AccessData competes with vendors such as Guidance Software, Autonomy and Clearwell on the e-discovery side
and HBGary and Mandiant when it comes to cybersecurity.
Sitting on top
Ian Kilpatrick, chairman of security specialist distributor Wick Hill Group, says the market for e-discovery, cybersecurity and forensics is definitely one to watch. Wick Hill has been involved actively for about four months, partnering the likes of Guidance and EnCase.
"It's a new area, and it's an evolution from where we are. There are definitely opportunities to get into, and it sits kind of around what we do. So the piece we are focusing on actually sits above most of the security stuff, with say FireEye or ArcSight," Kilpatrick confirms. "People check what's coming in and look at what's going out - but what EnCase enables you to do is based on its forensic tool for PCs and servers, which allows you to move into the business environment and respond, based on that."
Customer businesses can now have a much improved ability to go beyond the monitoring and tracking to make predictions and decisions, and take action based on what is discovered, extrapolating from what forensics tools might have revealed.

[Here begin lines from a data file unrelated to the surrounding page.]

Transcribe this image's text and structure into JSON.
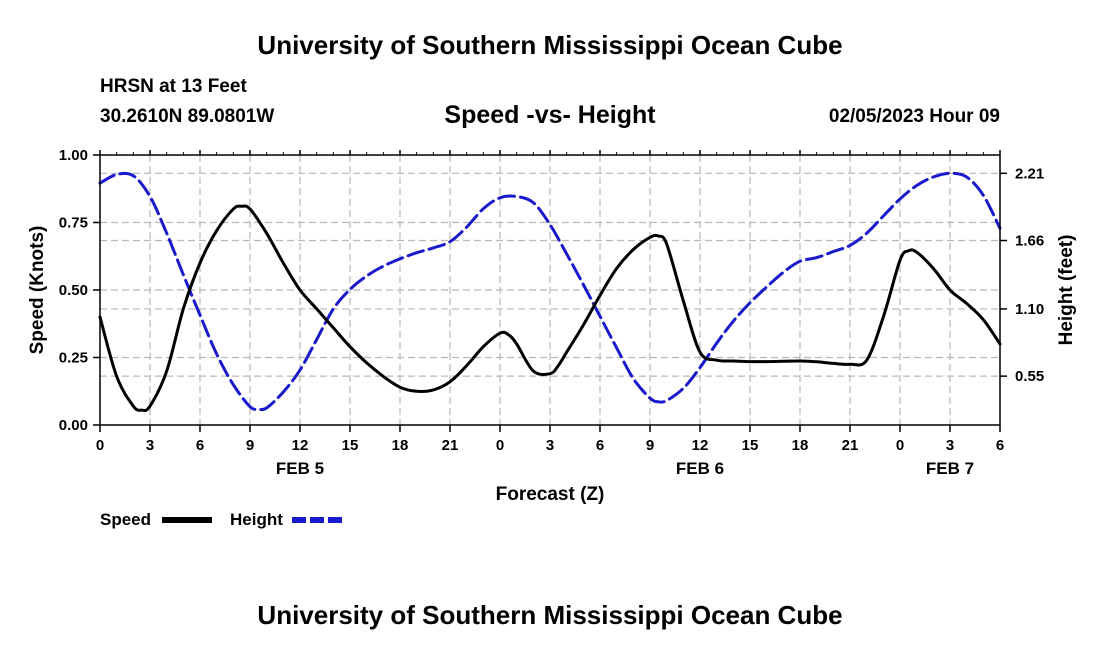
{
  "page": {
    "title_top": "University of Southern Mississippi Ocean Cube",
    "title_bottom": "University of Southern Mississippi Ocean Cube",
    "station_line1": "HRSN at 13 Feet",
    "station_line2": "30.2610N  89.0801W",
    "chart_title": "Speed -vs- Height",
    "timestamp": "02/05/2023 Hour 09"
  },
  "chart_data": {
    "type": "line",
    "title": "Speed -vs- Height",
    "xlabel": "Forecast (Z)",
    "ylabel": "Speed (Knots)",
    "y2label": "Height (feet)",
    "xlim": [
      0,
      54
    ],
    "ylim": [
      0,
      1
    ],
    "y2lim": [
      0.15,
      2.36
    ],
    "x_tick_values": [
      0,
      3,
      6,
      9,
      12,
      15,
      18,
      21,
      24,
      27,
      30,
      33,
      36,
      39,
      42,
      45,
      48,
      51,
      54
    ],
    "x_tick_labels": [
      "0",
      "3",
      "6",
      "9",
      "12",
      "15",
      "18",
      "21",
      "0",
      "3",
      "6",
      "9",
      "12",
      "15",
      "18",
      "21",
      "0",
      "3",
      "6"
    ],
    "date_labels": [
      {
        "x": 12,
        "label": "FEB 5"
      },
      {
        "x": 36,
        "label": "FEB 6"
      },
      {
        "x": 51,
        "label": "FEB 7"
      }
    ],
    "y_ticks": [
      0,
      0.25,
      0.5,
      0.75,
      1.0
    ],
    "y_tick_labels": [
      "0.00",
      "0.25",
      "0.50",
      "0.75",
      "1.00"
    ],
    "y2_ticks": [
      0.55,
      1.1,
      1.66,
      2.21
    ],
    "y2_tick_labels": [
      "0.55",
      "1.10",
      "1.66",
      "2.21"
    ],
    "grid": true,
    "legend_position": "bottom-left",
    "series": [
      {
        "name": "Speed",
        "axis": "left",
        "color": "#000000",
        "dash": "solid",
        "x": [
          0,
          1,
          2,
          2.5,
          3,
          4,
          5,
          6,
          7,
          8,
          8.5,
          9,
          10,
          11,
          12,
          13,
          14,
          15,
          16,
          17,
          18,
          19,
          20,
          21,
          22,
          23,
          24,
          24.5,
          25,
          26,
          27,
          27.5,
          28,
          29,
          30,
          31,
          32,
          33,
          33.5,
          34,
          35,
          36,
          37,
          38,
          39,
          40,
          41,
          42,
          43,
          44,
          45,
          46,
          47,
          48,
          48.5,
          49,
          50,
          51,
          52,
          53,
          54
        ],
        "values": [
          0.4,
          0.18,
          0.07,
          0.055,
          0.07,
          0.2,
          0.43,
          0.6,
          0.72,
          0.8,
          0.81,
          0.8,
          0.71,
          0.6,
          0.5,
          0.43,
          0.36,
          0.29,
          0.23,
          0.18,
          0.14,
          0.125,
          0.13,
          0.16,
          0.22,
          0.29,
          0.34,
          0.335,
          0.3,
          0.2,
          0.19,
          0.22,
          0.27,
          0.37,
          0.48,
          0.58,
          0.65,
          0.695,
          0.7,
          0.67,
          0.46,
          0.27,
          0.24,
          0.237,
          0.235,
          0.235,
          0.236,
          0.237,
          0.234,
          0.228,
          0.225,
          0.24,
          0.4,
          0.61,
          0.645,
          0.64,
          0.58,
          0.5,
          0.45,
          0.39,
          0.3
        ]
      },
      {
        "name": "Height",
        "axis": "right",
        "color": "#1a1acc",
        "dash": "dashed",
        "x": [
          0,
          1,
          2,
          3,
          4,
          5,
          6,
          7,
          8,
          9,
          9.5,
          10,
          11,
          12,
          13,
          14,
          15,
          16,
          17,
          18,
          19,
          20,
          21,
          22,
          23,
          24,
          25,
          26,
          27,
          28,
          29,
          30,
          31,
          32,
          33,
          33.5,
          34,
          35,
          36,
          37,
          38,
          39,
          40,
          41,
          42,
          43,
          44,
          45,
          46,
          47,
          48,
          49,
          50,
          51,
          52,
          53,
          54
        ],
        "values": [
          2.13,
          2.2,
          2.19,
          2.02,
          1.72,
          1.38,
          1.05,
          0.73,
          0.48,
          0.3,
          0.28,
          0.29,
          0.42,
          0.6,
          0.85,
          1.1,
          1.26,
          1.37,
          1.45,
          1.51,
          1.56,
          1.6,
          1.65,
          1.77,
          1.92,
          2.01,
          2.02,
          1.97,
          1.79,
          1.55,
          1.3,
          1.04,
          0.78,
          0.53,
          0.37,
          0.34,
          0.35,
          0.45,
          0.62,
          0.82,
          1.0,
          1.15,
          1.28,
          1.4,
          1.49,
          1.52,
          1.57,
          1.62,
          1.72,
          1.86,
          2.0,
          2.11,
          2.18,
          2.21,
          2.18,
          2.03,
          1.76
        ]
      }
    ]
  }
}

"We took this on because we see that this market is moving forward," Kilpatrick (pictured, right) says. "Larger companies are more aware of what's happening, whereas smaller companies are potentially aware that they have a problem but are not motivated enough to do anything about it."
For this reason, he indicates, it does make sense to tackle the mid-market and up first when it comes to this emerging opportunity, as well as areas such as legal, financial services, and law enforcement that have obvious concerns to the fore.
However, as time goes on, more companies of all sizes and in all markets will find they fall into a category of having to improve their compliance, and actually protect themselves better by working to prevent breaches - rather than simply treating compliance as a tick-box exercise to satisfy the powers that be.
"So to have something as a service that enables a response - that gives you some degree of automated response to what is happening and what has been discovered - that is definitely of value," Kilpatrick confirms.
"If you can respond [as a business] a lot more quickly to threats, and carry that out in a second, rather than having to stop to put three reports together to make sure you have a problem, that's a real advantage."
A vertical look at customer needs?
Just one niche that AccessData has been targeting is the legal sector. UK managed services provider Esteem has a practice in that space. What focus is needed?
Alastair Kitching, sales and marketing director at Esteem, provides some clues: "Legal is not unique. We are dealing with businesses that have more remote, mobile workforces and dealing with a lot of M&A activity. They
Kitching says more and more data is being created, and then is required to comply with various regulations in storage terms and must be kept secure, which is a major undertaking for most.
"With that, security is obviously an important part of it, and that's part of what we do," he says.
Esteem has found that the sector really seeks suppliers that are willing to take the time to understand their specific needs - a theme that comes up again and again among IT channel customers in all markets. Too many tier-one IT outsourcers are one size fits all, whereas smaller and larger firms, for example, tend to want a different approach.
Smaller legal firms tended to outsource as much as possible, whereas larger firms are more likely to select key functions to outsource, such as helpdesk support, maintenance or field services, according to Esteem.